The susceptibilities of our C. auris isolates were similar to those reported from our region [42,43,44,45] and phylogenetically, the isolates’ genomes belonged to the South Asian clade I. This clade was also found in other countries of the same region: Oman, Qatar, and Saudi Arabia [46]. The phylogenetic analysis showed a limited genetic diversity which implied in-hospital transmission of this pathogen [22], in accordance with what was suggested earlier by a study published from AUBMC [11].

The strength of our study is the wide clinical data and clinical characteristics presented on patients with acquired C. auris. In addition, our study is the first case-control study in the literature evaluating specifically C. auris isolation in severe COVID-19 patients admitted to the ICUs. However, several limitations are present. First, this is a retrospective study, therefore, bias could have happened while collecting data.

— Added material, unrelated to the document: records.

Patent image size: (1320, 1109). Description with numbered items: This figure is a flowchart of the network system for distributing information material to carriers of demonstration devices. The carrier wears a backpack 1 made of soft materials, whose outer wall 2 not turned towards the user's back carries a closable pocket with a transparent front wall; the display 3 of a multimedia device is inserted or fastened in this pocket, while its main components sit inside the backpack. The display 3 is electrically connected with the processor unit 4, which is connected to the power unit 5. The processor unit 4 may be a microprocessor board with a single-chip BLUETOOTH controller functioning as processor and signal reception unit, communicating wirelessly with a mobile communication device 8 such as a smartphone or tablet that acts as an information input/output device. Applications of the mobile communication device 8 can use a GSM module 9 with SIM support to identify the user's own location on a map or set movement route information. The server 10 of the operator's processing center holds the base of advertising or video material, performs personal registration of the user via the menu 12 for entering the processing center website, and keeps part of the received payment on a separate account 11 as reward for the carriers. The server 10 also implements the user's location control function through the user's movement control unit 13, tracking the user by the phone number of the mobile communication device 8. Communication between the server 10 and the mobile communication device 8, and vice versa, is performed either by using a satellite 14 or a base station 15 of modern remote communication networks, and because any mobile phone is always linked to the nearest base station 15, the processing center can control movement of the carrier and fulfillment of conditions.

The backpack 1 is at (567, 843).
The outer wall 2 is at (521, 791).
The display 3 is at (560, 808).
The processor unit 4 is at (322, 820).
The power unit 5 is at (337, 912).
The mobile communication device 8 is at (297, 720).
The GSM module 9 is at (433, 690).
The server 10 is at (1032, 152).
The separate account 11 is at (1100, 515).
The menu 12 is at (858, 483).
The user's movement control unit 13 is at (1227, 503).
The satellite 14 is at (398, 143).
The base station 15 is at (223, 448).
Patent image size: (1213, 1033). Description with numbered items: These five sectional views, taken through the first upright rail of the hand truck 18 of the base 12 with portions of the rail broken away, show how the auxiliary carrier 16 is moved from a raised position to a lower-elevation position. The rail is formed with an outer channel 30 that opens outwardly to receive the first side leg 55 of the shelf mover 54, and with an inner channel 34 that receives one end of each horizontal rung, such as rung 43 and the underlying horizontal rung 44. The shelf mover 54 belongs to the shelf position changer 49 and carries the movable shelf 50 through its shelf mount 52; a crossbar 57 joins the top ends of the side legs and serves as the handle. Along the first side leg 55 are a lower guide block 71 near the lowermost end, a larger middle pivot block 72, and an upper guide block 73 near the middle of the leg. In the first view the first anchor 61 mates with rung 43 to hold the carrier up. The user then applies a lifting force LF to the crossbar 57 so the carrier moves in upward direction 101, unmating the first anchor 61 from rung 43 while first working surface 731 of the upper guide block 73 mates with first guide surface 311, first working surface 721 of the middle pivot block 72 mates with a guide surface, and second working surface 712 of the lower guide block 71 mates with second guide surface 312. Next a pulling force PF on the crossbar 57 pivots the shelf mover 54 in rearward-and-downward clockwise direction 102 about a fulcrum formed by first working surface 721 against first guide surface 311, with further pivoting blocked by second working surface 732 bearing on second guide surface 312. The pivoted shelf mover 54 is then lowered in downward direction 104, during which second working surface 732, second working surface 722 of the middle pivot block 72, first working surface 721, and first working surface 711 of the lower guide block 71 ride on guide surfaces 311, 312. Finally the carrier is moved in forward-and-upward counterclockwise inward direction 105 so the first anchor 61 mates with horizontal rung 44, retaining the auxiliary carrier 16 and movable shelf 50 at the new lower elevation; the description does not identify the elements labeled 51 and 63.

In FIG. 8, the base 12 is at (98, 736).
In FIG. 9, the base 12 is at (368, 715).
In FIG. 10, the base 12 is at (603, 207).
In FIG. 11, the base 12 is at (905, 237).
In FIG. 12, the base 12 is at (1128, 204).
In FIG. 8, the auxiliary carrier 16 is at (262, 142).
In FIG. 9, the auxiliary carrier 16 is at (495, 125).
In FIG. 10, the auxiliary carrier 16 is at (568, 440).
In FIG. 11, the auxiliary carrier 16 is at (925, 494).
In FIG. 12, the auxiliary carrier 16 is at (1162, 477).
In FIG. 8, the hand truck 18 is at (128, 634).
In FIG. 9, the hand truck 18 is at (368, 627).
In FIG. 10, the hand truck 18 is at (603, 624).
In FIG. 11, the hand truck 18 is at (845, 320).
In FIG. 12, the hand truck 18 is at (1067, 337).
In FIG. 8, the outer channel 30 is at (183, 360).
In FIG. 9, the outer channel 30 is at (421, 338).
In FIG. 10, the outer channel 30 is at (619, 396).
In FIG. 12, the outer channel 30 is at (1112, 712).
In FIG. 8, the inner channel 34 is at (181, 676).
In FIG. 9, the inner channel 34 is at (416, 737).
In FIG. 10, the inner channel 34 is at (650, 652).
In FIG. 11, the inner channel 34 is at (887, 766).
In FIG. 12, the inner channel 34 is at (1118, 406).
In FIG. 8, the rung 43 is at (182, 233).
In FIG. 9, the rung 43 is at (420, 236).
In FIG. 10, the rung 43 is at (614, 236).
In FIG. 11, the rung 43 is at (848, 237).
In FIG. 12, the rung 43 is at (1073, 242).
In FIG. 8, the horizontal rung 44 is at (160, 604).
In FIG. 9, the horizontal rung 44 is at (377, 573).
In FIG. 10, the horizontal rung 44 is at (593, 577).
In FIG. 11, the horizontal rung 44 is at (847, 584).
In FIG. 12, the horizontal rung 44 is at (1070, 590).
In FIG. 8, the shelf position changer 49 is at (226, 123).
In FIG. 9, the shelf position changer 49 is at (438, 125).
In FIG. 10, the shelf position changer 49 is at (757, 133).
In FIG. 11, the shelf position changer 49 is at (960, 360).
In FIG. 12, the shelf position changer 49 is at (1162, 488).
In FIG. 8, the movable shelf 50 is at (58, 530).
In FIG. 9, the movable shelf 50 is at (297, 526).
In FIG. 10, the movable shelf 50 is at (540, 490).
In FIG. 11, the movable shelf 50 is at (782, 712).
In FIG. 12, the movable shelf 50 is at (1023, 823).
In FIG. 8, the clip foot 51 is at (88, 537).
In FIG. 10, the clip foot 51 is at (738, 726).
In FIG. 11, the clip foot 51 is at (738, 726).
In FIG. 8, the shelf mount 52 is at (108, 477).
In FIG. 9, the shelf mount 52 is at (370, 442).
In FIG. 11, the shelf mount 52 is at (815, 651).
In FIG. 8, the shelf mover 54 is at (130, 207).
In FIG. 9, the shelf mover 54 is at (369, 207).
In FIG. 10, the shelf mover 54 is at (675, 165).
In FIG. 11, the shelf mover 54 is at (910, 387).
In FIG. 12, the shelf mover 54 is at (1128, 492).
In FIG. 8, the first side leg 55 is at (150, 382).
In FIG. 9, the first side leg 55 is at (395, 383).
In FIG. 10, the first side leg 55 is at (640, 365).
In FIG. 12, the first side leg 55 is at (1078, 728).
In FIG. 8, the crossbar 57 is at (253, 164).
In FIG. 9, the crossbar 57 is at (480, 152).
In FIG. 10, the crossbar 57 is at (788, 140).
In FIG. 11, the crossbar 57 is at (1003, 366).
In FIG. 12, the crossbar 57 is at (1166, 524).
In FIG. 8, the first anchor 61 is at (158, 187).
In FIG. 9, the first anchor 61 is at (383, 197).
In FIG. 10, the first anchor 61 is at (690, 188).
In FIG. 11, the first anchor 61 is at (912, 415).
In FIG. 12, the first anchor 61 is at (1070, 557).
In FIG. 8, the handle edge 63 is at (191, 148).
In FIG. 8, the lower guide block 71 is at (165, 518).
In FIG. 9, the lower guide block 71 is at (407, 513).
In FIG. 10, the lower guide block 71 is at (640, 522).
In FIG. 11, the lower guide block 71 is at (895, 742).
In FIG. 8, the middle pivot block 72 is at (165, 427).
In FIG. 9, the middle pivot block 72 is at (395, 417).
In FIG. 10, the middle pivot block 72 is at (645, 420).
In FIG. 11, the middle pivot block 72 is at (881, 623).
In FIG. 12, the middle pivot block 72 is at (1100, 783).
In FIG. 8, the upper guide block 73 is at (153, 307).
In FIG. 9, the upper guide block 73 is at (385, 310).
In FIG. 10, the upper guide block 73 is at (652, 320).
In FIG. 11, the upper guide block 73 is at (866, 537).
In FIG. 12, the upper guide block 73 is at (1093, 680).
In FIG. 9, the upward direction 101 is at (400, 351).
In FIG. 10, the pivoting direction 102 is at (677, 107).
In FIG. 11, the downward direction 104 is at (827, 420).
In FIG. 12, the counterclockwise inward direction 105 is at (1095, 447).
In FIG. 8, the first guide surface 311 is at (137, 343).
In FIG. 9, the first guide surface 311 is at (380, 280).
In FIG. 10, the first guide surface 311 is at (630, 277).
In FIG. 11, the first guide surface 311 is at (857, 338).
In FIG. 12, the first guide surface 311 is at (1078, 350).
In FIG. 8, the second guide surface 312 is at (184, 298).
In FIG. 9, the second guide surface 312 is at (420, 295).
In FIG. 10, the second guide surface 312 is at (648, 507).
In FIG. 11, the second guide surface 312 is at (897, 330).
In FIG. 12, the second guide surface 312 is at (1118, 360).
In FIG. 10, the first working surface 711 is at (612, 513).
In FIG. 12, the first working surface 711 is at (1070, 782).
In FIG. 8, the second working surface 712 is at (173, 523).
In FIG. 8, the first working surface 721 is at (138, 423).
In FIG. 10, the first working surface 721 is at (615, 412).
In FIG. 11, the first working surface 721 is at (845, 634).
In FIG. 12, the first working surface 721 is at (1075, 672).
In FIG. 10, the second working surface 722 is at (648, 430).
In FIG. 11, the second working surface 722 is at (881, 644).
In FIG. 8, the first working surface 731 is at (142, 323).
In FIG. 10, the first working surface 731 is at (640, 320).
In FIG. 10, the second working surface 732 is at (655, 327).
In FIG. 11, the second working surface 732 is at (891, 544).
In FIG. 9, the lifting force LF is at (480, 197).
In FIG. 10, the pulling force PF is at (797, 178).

Second, we did not have a well-matched control group, as all patients who fit the inclusion definitions during the study period were included, and this could have selected for possible confounders. Third, positive C. auris cultures done as part of infection control screening were excluded and this might have affected our analysis. Finally, because of the retrospective nature of the study, the number of patients was not equally distributed between the three groups which might have limited our analysis and conclusions. Future prospective studies with similar population characteristics are needed to draw better conclusions.

5. Conclusions

C. auris is a pathogen with significant infection control implications which has serious consequences on patients’ outcomes including those infected with COVID-19. The presence of a CVC, a urinary catheter, high qSOFA score, and a prolonged LOS were associated with increased C. auris isolation rates in patients with severe COVID-19 infection admitted to the ICUs. Prolonged LOS and qSOFA score were the only independent risk factors for C. auris isolation, whereas septic shock was the only identified independent risk factor that increased mortality in patients with severe COVID-19 infections and C. auris. These findings broaden our understanding of C. auris infections in the setting of COVID-19, and call for implementing rigorous infection prevention and control measures and antimicrobial stewardship practices while managing COVID-19-infected patients to curtail the spread of this pathogen. Future prospective multicenter studies are needed to better understand the scope of this infection.